At first glance, the game appears to be yet another flying/shooting game in the vein of Rogue Squadron, Battle for Naboo, and Rogue Leader. While this may very well be true in the end, it seems that the developers are really trying for something more complex with The Clone Wars.
The demo we were shown was set during the battle on Geonosis at the end of Episode II. There are Republic gunships, troop transports, and miscellaneous enemy ships flying around in the air, while tanks, Segway-like rolling things, and ground troops duke it out on the planet's surface. All of this is taking place while very large command ships float around, and those weird spherical Trade Republic ships are blasting off from the planet's surface. There is a lot of action happening on screen at once with no noticable slowdown, and it all plays a part in the mission.
The guy running the demo took out the smaller ships without much thought (he had been running the same demo all day, and likely helped develop the game), but the command ships and mini-Death Stars took a little more effort. The extra effort was worth it though, as seeing the huge ships slowly fall out of the sky and crash onto battlefield in giant clouds of dust is really impressive. Think the visual quality of Rogue Leader, but picture a star destroyer falling out of the sky in that first Death Star mission, and leveling half the gun turrets in a firey blaze of doom.

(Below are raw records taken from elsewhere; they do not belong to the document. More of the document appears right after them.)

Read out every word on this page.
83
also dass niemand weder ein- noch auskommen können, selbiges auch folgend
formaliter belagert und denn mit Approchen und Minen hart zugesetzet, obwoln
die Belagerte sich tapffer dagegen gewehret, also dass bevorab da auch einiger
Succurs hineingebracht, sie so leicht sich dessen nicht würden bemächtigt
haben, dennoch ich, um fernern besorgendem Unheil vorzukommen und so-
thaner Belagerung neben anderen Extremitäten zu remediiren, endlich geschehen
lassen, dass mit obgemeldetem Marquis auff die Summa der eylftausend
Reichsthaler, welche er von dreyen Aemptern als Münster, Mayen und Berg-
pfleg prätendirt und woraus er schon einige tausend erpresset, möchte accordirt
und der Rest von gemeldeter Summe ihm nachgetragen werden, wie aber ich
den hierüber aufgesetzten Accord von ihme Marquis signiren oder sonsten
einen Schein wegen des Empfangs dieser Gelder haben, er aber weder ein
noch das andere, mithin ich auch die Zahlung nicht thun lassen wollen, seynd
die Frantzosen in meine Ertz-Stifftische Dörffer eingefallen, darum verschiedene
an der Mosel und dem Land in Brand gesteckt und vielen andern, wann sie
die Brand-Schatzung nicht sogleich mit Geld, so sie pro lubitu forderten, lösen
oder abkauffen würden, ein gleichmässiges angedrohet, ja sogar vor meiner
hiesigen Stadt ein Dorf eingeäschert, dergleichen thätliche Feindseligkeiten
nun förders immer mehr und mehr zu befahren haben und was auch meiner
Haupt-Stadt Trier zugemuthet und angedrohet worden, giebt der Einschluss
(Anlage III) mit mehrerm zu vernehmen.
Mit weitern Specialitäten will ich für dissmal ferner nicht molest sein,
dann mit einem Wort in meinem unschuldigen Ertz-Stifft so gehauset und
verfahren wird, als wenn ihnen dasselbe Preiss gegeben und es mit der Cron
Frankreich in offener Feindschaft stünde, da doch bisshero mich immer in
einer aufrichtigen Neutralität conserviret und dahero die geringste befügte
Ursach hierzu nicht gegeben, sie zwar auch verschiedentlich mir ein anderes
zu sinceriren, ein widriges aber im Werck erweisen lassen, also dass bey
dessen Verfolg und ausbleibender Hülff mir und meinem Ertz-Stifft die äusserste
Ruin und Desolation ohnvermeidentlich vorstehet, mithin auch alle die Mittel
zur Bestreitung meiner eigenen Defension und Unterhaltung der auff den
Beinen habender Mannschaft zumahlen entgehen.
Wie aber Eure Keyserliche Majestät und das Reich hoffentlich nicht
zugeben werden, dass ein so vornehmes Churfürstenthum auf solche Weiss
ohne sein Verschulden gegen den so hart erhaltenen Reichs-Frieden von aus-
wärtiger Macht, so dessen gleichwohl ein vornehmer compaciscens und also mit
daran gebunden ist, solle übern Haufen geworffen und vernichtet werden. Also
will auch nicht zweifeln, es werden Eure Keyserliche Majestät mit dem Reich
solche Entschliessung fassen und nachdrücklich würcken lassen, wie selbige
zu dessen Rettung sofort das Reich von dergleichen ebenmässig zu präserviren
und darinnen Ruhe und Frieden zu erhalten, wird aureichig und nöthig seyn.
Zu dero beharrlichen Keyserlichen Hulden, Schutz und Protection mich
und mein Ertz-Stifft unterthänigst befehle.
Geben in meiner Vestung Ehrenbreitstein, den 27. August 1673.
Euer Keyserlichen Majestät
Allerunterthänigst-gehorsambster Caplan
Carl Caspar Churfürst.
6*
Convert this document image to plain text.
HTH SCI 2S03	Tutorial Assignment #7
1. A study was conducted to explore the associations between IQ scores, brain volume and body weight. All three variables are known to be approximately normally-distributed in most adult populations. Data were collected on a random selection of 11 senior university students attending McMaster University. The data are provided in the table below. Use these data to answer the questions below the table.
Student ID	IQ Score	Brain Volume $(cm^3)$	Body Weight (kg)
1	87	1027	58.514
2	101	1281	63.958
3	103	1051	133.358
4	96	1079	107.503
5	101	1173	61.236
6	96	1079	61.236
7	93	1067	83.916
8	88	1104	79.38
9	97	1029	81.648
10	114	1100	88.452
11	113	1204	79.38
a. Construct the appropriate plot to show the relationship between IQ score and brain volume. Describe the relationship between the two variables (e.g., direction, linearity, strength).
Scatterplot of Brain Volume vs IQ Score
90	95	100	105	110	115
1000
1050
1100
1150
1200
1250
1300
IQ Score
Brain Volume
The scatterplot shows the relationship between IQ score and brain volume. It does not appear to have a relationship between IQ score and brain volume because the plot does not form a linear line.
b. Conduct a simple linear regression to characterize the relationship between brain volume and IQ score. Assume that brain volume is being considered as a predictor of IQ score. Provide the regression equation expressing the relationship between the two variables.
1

The strongest point by far in the demo we were shown was the way the game switches up the gameplay mid-mission. Half way through the level, presumably after the player completed the air-based objectives, your ship lands and your character runs out and jumps into a nearby tank. Suddenly you are fighting dead center in the ground battle which thirty seconds ago you could only see from the air. Though I can't tell whether or not this will actually equal "fun gameplay" in the final product, it is a really clever way of essentially merging two or more levels into one. Of course, all those huge command ships that were shot down during the flying part of the mission are now giant obstacles laying about which must be avoided.
While the earlier Star Wars flight-action games like Rogue Squadron consisted mostly of flying through space or over a pretty linear strip of planet surface, the battles demoed in The Clone Wars appeared less controlled. The space you get to play in is certainly not endless, but the game doesn't try and push you down a straight line.
The aspect I (and probably most players of LEC's past flight-action games like Rogue Leader and the original Starfighter) was most interested in was the game's multiplayer element. Unfortunately, we didn't get to see that demo. According to the press release there are at least three or four multiplayer gameplay types (playable by 4 players at once on Gamecube, and 2 on PlayStation2), all using the standard split-screen modes seen in Mario Kart and the like. Considering every recent console-based Star Wars flight game (except Starfighter for XBox and Jedi Starfighter) has lacked multiplayer, this is probably a very welcome feature for fans of the genre.
Overall I was very impressed with The Clone Wars, especially considering I was expecting nothing at all. If after reading everything I've written the game seems identical to all the past Star Wars action-based vehicle games, I suggest you take a look at the gameplay footage in the trailer. Though it could easily end up being same-old same-old Star Wars vroom vroom trash game, there are numerous enhancements to the gameplay and visuals that, to me, made it stand out from the pack. And allegedly, in the final version, you can run over the ground troops while driving the tank. That rules.